Like some fairy tale medicine, according to research, it reduces the risk of developing colon cancer (colorectal cancer), especially in people with a family history of this disease, known as Lynch syndrome.

Untreated colorectal cancer is, as a whole, a deadly disease and is responsible for the death of 25 percent of those who die from all malignant diseases combined.

Because of the danger that lurks in middle-aged people, screening has been recommended for years, which excludes cancer or detects it in an early, curable stage. Prevention has always been reduced to accepting the recommended diet, which hardly anyone takes seriously because it is essentially naive.

All persons between the ages of 50 and 75 are candidates for screening for this disease. A small problem is that the main test, the colonoscopy, carries certain inconveniences, more aesthetic and psychological than physical, so that almost everyone, especially men, fearing an uncomfortable examination of their colon, entrusts their colon to colonoscopists only as a last resort, usually with the belated question of the desperate: why just me?

Bearing in mind above all the cowardice of men, who regardless of education and social status turn a blind eye to the tragic statistics of colorectal cancer, researchers in Newcastle from 1999 to 2005 followed 861 people without any signs of the disease, but with information that there was a family history of the disease. hereditary form of colon cancer, which is a warning sign.

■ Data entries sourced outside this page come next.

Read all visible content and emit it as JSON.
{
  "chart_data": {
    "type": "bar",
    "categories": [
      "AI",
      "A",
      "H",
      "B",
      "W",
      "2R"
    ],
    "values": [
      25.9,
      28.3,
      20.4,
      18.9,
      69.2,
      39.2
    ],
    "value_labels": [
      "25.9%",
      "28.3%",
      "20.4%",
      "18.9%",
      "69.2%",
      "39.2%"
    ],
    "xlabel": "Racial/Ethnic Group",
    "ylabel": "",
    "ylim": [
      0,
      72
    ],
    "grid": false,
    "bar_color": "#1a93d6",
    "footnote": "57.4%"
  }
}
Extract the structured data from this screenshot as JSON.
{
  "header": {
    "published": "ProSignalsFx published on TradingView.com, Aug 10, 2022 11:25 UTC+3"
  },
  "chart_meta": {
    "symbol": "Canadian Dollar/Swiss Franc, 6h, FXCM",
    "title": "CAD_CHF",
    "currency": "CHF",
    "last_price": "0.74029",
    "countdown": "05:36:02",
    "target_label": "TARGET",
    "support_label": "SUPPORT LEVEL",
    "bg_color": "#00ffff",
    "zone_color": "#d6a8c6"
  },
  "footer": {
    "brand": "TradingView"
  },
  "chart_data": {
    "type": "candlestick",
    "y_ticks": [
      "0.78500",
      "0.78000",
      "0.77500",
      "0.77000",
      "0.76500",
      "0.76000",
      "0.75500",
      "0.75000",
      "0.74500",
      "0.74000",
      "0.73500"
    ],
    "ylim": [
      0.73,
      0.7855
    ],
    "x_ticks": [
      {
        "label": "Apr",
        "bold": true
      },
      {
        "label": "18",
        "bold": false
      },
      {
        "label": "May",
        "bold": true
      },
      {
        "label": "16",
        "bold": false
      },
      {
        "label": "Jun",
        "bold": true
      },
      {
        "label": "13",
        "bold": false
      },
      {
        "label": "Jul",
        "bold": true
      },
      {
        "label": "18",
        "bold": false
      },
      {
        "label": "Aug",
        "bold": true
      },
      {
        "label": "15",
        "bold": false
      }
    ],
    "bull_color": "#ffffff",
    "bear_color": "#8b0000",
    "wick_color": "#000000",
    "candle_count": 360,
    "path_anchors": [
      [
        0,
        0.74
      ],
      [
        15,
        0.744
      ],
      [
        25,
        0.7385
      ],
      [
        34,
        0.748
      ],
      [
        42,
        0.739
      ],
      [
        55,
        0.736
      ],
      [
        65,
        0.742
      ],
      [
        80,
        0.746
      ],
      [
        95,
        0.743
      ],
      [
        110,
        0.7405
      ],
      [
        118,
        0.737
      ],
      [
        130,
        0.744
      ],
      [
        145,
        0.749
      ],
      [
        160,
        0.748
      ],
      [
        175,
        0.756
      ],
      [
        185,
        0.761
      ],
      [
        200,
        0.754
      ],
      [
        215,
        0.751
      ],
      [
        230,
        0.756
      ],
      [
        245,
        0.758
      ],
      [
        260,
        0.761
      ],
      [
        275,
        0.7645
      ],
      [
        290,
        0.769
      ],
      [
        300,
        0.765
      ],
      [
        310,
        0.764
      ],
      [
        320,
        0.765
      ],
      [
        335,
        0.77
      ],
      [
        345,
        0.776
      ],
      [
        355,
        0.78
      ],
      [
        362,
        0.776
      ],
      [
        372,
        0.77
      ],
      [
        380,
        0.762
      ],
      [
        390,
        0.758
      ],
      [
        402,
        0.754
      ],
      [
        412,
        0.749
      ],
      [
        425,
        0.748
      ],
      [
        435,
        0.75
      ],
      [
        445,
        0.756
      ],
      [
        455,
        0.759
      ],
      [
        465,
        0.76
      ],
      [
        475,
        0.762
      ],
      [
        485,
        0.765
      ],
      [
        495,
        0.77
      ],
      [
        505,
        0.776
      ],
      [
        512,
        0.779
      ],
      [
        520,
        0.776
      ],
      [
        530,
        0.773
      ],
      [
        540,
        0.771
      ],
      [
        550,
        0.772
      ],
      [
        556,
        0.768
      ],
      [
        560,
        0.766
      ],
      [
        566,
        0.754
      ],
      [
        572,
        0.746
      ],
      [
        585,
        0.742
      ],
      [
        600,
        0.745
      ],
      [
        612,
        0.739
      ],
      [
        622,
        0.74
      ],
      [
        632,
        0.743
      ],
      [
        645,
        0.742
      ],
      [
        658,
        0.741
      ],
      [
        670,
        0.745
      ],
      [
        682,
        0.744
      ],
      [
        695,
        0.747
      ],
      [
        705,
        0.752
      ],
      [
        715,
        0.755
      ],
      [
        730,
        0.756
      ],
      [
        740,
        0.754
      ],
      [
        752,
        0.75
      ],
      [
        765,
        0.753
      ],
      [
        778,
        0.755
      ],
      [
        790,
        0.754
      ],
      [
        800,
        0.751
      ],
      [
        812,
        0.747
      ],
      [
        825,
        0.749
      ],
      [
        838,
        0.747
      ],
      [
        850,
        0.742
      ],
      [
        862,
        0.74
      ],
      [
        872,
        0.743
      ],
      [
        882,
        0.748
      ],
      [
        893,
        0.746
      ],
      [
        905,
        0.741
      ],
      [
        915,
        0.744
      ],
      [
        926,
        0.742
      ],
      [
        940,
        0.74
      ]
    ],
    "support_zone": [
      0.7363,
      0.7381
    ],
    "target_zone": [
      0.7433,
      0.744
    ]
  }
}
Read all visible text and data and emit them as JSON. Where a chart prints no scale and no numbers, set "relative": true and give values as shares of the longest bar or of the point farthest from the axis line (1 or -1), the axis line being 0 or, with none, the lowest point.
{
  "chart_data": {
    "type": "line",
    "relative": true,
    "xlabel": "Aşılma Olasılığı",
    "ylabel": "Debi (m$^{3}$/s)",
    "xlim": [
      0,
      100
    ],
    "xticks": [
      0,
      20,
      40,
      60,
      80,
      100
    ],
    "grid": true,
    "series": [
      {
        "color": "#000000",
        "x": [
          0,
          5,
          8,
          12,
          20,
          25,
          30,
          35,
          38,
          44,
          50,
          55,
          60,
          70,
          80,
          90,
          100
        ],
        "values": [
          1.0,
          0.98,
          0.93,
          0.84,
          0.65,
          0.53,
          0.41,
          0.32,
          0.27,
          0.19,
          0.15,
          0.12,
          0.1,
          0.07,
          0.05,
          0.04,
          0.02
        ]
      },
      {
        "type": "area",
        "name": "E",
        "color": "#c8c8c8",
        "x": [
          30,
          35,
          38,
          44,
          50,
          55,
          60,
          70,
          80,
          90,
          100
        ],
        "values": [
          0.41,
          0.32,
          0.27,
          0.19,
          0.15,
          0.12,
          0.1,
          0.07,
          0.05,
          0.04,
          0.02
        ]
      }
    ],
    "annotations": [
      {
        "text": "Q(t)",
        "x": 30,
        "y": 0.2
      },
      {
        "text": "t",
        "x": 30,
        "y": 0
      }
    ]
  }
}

All monitored persons swallowed two 300 mg “aspirin” tablets or a placebo per day. Prevention with “aspirin” was started, but it did not always last equally.


Since 2010, 19 new colorectal cancers have been registered in the “aspirin group”, while there were 34 in the “placebo group” that swallowed fake pills. People who took aspirin for more than two years benefited the most. A similar finding was made in Oxford, where it was shown that a daily dose of “aspirin” of 75 mg taken for five consecutive years reduces the risk of cancer, regardless of family predisposition, by a full 34 percent. The leader of the researchers from Newcastle Dr. John Barn and Dr. Peter Rothwell, head of the research group in Oxford, take “aspirin” every day themselves as a prevention of colorectal cancer, stressing that everyone has to judge what is best for them, because it is still not well known. properties of a cheap drug.

Local experts on colorectal cancer know about these studies, but unlike the writers of popular medical articles, they are reticent because they are looking for extraordinary evidence for extraordinary claims, which is just coming in. Chemical prevention of lung cancer in ex-smokers is also on the horizon. In a trial on 152 former and current smokers, it was shown that the drug “iloprost” reduces cell deformations in the lining of the airways within six months. Unfortunately, the medicine only helps ex-smokers.